The standards, which create basic requirements for math and English language arts, have been embraced by dozens of states, which helped develop them under the leadership of the National Governors Association and the Council of Chief State School Officers. Former Gov. Sonny Perdue was a leader on the committee that created the benchmarks and pushed for Georgia to adopt them in 2010.
The federal government was not involved in creating the standards but has encouraged states to adopt them under its "Race to the Top" grant competition. Under the standards, third-graders should know how to add fractions and eighth-graders should understand the Pythagorean theorem.
Sen. William Ligon, R-Brunswick, was among those attending the governor's announcement Wednesday. Ligon introduced a bill mid-session that would have halted implementation of the standards. It did not pass but remains active for consideration next year.
"While this is a step in the right direction and we appreciate the governor's efforts, this does not ultimately move Georgia out of the Common Core program," Ligon said. "The executive order issued today does, however, make a good-faith effort toward preventing the disclosure of our student's private information. ... Now it's up to the Georgia Legislature to pick up where the governor left off."
Debbie Dooley with the Tea Party Patriots praised Deal for taking action but still wants the state to drop the standards.
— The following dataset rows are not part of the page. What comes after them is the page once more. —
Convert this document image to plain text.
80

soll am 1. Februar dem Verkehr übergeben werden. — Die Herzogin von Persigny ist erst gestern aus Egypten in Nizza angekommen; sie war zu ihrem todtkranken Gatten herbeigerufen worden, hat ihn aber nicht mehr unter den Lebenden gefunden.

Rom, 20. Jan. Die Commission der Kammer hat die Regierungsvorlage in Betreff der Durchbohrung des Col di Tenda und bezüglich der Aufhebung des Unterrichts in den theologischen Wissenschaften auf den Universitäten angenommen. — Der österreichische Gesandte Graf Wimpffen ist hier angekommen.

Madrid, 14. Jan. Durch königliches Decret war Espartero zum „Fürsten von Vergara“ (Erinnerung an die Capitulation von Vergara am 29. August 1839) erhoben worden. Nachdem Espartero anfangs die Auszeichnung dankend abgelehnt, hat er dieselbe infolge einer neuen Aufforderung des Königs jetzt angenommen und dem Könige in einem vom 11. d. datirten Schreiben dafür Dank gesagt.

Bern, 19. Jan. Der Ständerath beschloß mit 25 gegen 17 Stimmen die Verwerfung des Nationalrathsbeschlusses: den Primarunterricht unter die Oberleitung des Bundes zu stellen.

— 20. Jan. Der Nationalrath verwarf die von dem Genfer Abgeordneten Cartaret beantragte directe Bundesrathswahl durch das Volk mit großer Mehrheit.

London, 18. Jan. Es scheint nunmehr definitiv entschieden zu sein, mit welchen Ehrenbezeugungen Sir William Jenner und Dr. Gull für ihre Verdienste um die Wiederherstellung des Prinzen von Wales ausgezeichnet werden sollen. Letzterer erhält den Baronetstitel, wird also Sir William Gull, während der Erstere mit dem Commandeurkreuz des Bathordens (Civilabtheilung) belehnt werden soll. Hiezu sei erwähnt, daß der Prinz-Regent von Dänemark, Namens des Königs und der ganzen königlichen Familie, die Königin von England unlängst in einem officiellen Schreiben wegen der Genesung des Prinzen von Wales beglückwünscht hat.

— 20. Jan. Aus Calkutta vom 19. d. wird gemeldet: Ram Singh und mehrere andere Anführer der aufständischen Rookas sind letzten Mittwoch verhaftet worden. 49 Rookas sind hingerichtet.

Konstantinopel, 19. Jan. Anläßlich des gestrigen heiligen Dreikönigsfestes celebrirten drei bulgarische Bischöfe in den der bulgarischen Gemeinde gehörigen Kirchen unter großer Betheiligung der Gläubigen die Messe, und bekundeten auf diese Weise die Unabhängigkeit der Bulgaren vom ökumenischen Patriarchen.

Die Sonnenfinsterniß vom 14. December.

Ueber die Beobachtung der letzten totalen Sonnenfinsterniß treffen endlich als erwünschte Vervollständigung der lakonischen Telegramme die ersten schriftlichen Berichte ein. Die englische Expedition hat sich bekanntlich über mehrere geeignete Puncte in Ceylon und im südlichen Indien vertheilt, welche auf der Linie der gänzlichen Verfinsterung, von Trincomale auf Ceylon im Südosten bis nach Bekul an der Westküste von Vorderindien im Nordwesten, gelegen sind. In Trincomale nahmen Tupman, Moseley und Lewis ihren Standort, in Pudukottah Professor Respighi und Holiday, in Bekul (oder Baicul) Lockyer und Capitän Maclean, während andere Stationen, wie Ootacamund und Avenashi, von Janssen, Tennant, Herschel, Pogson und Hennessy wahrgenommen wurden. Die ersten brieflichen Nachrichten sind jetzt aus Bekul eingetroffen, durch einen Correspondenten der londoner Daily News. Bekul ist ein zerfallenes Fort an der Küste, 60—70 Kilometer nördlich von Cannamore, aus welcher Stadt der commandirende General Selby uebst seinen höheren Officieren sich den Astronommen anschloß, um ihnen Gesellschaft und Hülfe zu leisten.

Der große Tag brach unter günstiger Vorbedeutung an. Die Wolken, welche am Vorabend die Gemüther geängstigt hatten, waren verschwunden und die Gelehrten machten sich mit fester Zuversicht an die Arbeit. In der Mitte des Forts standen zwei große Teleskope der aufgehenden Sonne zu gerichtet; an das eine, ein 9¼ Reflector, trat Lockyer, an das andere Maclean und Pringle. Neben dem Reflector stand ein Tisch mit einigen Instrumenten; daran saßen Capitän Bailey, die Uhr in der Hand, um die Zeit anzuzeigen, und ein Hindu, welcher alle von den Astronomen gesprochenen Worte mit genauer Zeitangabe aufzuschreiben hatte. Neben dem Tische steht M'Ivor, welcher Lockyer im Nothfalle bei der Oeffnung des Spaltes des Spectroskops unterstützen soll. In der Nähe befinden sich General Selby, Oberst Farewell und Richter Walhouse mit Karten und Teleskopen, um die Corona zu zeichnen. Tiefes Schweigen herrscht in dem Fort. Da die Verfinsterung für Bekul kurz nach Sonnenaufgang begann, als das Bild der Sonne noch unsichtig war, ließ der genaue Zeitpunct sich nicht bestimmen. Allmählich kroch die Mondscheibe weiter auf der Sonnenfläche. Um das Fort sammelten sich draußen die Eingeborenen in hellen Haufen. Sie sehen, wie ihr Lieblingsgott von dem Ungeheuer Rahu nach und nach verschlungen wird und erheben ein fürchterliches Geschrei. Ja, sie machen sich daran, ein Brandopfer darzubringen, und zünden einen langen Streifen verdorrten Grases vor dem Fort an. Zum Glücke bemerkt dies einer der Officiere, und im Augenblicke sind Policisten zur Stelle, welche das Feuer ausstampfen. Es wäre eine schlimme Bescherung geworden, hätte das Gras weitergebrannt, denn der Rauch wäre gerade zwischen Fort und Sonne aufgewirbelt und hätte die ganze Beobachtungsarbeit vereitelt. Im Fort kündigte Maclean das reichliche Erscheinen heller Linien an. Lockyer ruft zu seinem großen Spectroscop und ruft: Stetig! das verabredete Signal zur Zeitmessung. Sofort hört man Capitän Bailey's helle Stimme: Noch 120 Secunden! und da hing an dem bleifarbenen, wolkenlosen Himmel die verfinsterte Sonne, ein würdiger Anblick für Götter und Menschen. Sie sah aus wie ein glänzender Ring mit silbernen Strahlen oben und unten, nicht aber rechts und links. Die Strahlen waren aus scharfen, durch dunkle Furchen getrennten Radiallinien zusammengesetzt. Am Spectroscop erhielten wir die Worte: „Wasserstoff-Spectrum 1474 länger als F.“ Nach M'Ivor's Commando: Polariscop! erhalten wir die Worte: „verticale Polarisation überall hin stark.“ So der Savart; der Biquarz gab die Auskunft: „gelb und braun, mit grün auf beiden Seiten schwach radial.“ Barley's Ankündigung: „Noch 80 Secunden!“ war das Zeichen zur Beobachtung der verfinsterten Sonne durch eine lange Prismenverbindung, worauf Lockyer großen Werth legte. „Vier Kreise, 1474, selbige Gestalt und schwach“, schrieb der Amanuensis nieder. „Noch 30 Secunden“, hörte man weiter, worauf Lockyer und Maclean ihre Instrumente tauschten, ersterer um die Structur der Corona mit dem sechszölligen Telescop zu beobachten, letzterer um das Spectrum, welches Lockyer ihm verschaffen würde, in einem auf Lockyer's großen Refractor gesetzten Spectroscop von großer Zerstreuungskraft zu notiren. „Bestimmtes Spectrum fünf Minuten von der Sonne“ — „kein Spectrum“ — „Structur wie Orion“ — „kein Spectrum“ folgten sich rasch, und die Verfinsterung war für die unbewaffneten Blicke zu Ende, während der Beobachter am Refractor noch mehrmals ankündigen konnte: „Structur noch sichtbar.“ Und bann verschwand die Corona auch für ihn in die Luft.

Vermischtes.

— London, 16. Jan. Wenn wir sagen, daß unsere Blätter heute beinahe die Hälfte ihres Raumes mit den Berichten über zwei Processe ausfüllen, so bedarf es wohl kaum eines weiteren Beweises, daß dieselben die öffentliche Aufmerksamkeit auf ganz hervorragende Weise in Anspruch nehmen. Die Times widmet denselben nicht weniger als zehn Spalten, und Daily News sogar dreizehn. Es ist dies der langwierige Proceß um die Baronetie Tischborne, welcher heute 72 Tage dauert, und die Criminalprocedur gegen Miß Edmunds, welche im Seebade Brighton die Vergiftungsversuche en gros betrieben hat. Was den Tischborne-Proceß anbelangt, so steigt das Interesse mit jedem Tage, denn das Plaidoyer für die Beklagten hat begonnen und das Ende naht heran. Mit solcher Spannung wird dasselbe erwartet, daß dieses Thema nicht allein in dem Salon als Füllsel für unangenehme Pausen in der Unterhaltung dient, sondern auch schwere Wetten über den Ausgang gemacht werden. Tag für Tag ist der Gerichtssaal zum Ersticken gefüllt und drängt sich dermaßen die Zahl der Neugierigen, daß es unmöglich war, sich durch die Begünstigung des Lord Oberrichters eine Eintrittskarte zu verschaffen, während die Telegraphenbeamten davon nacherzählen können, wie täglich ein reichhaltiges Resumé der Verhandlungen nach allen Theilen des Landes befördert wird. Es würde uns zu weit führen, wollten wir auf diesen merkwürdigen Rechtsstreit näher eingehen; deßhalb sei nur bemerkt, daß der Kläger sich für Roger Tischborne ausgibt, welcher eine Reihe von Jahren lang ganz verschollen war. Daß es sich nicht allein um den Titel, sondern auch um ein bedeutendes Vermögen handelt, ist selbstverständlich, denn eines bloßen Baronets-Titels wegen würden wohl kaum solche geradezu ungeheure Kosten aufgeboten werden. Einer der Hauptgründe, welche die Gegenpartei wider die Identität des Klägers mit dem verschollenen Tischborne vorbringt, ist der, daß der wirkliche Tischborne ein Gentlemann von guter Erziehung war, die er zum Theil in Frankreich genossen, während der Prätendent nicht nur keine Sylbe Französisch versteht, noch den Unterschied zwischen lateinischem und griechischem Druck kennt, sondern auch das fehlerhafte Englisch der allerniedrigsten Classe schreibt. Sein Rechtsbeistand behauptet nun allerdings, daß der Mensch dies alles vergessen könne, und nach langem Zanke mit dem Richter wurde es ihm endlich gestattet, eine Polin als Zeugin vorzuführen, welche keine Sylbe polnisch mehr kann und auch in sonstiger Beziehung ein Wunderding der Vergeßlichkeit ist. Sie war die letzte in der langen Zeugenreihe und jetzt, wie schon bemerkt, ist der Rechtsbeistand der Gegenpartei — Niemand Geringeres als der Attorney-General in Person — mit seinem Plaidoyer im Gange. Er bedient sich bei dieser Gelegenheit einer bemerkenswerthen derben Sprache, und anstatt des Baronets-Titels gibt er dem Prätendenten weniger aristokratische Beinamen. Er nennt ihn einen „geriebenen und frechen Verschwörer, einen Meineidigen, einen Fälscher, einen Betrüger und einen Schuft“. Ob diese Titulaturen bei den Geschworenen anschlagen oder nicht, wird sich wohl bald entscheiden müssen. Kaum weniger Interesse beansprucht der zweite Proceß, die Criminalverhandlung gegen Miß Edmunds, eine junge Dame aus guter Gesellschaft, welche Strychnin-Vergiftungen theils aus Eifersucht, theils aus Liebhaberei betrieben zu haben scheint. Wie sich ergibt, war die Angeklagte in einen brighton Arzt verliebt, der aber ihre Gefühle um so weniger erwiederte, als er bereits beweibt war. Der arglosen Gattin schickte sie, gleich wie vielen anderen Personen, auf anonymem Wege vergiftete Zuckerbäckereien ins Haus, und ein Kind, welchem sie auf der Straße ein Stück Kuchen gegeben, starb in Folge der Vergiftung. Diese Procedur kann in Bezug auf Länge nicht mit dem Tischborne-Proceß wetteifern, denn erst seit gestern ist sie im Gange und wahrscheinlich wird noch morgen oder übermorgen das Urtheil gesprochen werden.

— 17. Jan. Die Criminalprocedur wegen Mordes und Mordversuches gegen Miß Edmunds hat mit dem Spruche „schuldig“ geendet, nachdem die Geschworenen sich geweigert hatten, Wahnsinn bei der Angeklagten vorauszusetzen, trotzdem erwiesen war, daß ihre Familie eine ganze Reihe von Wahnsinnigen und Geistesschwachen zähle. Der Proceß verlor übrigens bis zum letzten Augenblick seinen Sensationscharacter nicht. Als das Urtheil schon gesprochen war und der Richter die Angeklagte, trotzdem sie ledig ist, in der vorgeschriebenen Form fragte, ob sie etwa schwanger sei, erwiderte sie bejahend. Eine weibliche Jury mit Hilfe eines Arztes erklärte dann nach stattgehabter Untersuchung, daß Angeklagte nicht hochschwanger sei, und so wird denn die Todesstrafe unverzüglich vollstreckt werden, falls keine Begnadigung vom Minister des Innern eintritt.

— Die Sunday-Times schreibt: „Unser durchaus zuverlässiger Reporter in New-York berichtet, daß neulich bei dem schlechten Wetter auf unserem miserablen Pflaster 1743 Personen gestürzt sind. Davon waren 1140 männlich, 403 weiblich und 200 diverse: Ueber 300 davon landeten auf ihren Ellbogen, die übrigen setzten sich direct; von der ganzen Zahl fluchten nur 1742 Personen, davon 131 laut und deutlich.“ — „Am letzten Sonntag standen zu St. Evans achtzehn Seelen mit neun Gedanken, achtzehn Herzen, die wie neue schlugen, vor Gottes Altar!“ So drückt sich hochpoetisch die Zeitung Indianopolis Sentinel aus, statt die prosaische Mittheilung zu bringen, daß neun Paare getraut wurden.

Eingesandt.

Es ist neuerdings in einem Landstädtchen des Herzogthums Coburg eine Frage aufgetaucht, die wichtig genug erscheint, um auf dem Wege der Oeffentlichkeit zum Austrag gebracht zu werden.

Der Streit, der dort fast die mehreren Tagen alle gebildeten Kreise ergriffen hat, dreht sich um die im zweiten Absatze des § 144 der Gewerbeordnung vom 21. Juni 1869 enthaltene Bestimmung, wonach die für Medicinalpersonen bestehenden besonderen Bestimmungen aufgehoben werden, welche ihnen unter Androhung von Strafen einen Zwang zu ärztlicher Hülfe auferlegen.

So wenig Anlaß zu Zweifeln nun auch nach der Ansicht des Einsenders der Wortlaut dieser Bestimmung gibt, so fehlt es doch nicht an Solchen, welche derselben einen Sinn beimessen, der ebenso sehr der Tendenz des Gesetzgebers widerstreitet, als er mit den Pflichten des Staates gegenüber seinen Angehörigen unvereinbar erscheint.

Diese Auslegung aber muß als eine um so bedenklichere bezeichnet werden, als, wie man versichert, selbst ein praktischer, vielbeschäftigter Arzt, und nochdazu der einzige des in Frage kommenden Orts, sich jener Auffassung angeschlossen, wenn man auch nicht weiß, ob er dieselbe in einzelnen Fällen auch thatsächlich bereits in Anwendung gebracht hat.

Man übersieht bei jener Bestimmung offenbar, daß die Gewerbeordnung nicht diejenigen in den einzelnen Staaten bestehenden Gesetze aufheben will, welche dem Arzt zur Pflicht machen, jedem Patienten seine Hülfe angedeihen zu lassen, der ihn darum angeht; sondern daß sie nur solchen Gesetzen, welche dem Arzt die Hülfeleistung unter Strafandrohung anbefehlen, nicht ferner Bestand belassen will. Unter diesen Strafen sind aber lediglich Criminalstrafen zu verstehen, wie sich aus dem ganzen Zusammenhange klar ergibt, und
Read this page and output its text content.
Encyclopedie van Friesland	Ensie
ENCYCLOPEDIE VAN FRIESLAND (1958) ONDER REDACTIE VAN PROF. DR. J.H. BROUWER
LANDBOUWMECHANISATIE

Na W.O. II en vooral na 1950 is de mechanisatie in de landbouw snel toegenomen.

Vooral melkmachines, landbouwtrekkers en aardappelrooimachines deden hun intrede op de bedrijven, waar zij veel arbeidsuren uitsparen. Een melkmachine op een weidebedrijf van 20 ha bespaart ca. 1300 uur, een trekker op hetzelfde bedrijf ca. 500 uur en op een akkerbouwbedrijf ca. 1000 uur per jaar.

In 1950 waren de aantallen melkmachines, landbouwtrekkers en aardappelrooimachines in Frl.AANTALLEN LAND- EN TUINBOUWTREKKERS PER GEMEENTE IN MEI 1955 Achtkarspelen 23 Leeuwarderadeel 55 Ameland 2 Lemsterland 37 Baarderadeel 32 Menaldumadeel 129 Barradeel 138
"I don't believe it's enough but it is a step in the right direction and it will protect us from intrusive federal government," Dooley said. "I think it's a good first step, and I praise Gov. Deal for taking this first step."
Virginia Galloway, state director for Americans For Prosperity, echoed those comments.
"We support Gov. Deal's step toward protecting Georgia students and school systems from the worst aspects of Common Core," Galloway said. "We hope that this will be followed by a deep consideration of other steps to extract Georgia from Common Core."
Under the executive order, Deal reiterated that all decisions regarding curriculum and instruction shall be made at the local level and that no educational standards shall be imposed on Georgia by the federal government. The order also orders that any proposed changes to state educational standards shall be posted for public review and comment for at least 60 days. Critics have charged Georgia moved too quickly to adopt the standards.